Les principes du libéralisme réclament la neutralité de l’État envers les religions, doctrines ou opinions, et n’astreignent ses agents qu’à un devoir de neutralité dans l’exercice de leurs fonctions. Or, entaille manifeste à ces principes, il devient impossible aux catholiques pratiquants d’exercer les fonctions de directeur d’administration centrale dans la plupart des ministères. Et certains autres hauts postes leur sont aussi interdits de facto.
Leur situation est particulièrement difficile au ministère de l’instruction publique, où s’installe Jules Ferry, et qui devient l’avant-garde du combat anticlérical. Il est impossible, par exemple, pour un catholique, d’être nommé recteur d’académie. En 1880, un professeur de philosophie à l’École normale supérieure, Léon Ollé-Laprune, catholique, est suspendu par Jules Ferry pour avoir signé un manifeste contre l’expulsion des Carmes (Jaurès, jeune normalien à l’époque, proteste alors, avec des condisciples, contre cette sanction).
En 1911, le ministère de l’instruction publique de la rue de Grenelle refuseront à un prêtre le droit de se présenter au concours de l’agrégation de philosophie de l’enseignement public.
Une génération plus tard, en 1911, les bureaux de la rue de Grenelle refuseront à un prêtre le droit de se présenter au concours de l’agrégation de philosophie de l’enseignement public. Cette décision recevra le feu vert du Conseil d’État dans un arrêt qu’apprennent, aujourd’hui encore, les étudiants en droit (arrêt abbé Bouteyre, 1912).
Même dans l’armée, les catholiques qui choisissent cette voie pour servir la France sans cautionner la République se voient souvent -mais il est vrai pas toujours- pénalisés en matière de promotions. La situation paraît très variable selon les périodes, les armes (l’infanterie, l’artillerie, la marine et les profils de carrière (en métropole ou dans l’Empire français d’alors).
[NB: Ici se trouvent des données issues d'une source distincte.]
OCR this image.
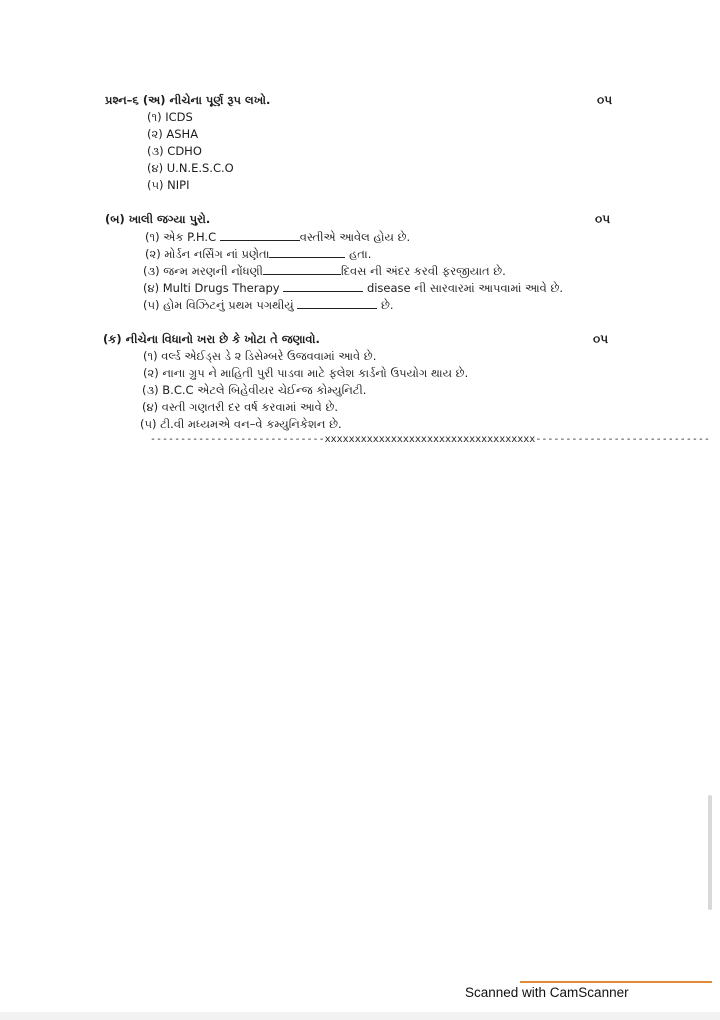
પ્રશ્ન–૬ (અ) નીચેના પૂર્ણ રૂપ લખો.	૦૫
(૧) ICDS
(૨) ASHA
(૩) CDHO
(૪) U.N.E.S.C.O
(૫) NIPI
(બ) ખાલી જગ્યા પુરો.	૦૫
(૧) એક P.H.C	વસ્તીએ આવેલ હોય છે.
(૨) મોર્ડન નર્સિંગ નાં પ્રણેતા	હતા.
(૩) જન્મ મરણની નોંધણી	દિવસ ની અંદર કરવી ફરજીયાત છે.
(૪) Multi Drugs Therapy	disease ની સારવારમાં આપવામાં આવે છે.
(૫) હોમ વિઝિટનું પ્રથમ પગથીયું	છે.
(ક) નીચેના વિધાનો ખરા છે કે ખોટા તે જણાવો.	૦૫
(૧) વર્લ્ડ એઈડ્સ ડે ૨ ડિસેમ્બરે ઉજવવામાં આવે છે.
(૨) નાના ગ્રુપ ને માહિતી પુરી પાડવા માટે ફલેશ કાર્ડનો ઉપયોગ થાય છે.
(૩) B.C.C એટલે બિહેવીયર ચેઈન્જ કોમ્યુનિટી.
(૪) વસ્તી ગણતરી દર વર્ષ કરવામાં આવે છે.
(૫) ટી.વી મધ્યમએ વન–વે કમ્યુનિકેશન છે.
-----------------------------xxxxxxxxxxxxxxxxxxxxxxxxxxxxxxxxxxx-----------------------------
Scanned with CamScanner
Dans le contexte de l’après affaire-Dreyfus, l’affaire des fiches (1904) révélera que le ministre de la guerre de l’époque avait demandé aux préfets et aux loges du Grand Orient de rédiger et de lui faire parvenir des fiches sur les opinions des officiers en matière de religion et de politique, afin de choisir les officiers à inscrire au tableau d’avancement. Le scandale jette un grand trouble dans l’armée.
Mais les fonctionnaires de confession catholique ne sont pas les seuls à subir mesures d’exclusion ou injustices.
L’hostilité des dirigeants républicains de la « Belle Époque » envers les congrégations religieuses, qui regroupaient alors au moins 110.000 hommes et femmes, est viscérale.
La seconde moitié du XIXe siècle est un temps de grand rayonnement pour le catholicisme en France. Si l’Église a bénéficié du Concordat et a été soutenue par le Second Empire pour des raisons politiques, elle a d’abord son dynamisme propre. Son ancrage dans la société française est puissant. La robe de bure du franciscain, la cornette de la bonne sœur, infirmière dans un dispensaire, sont des figures familières dans les rues. Les très nombreuses activités charitables de l’Église (hospices, foyers œuvres en faveur des indigents, des détenus, des prostituées), en ces temps sans État providence ni sécurité sociale généralisée, concourt au respect qui l’entoure dans une partie importante de la population.
Pour les républicains de la fin du XIXe siècle, les congrégations religieuses incarnent l’antithèse de la société moderne. Ces communautés, dont les membres sont liés par des vœux perpétuels (signe, pour les républicains, d’une abdication du libre arbitre), vivent ensemble, portent un costume et se soumettent à la règle de leur ordre approuvée par Rome, les révulsent.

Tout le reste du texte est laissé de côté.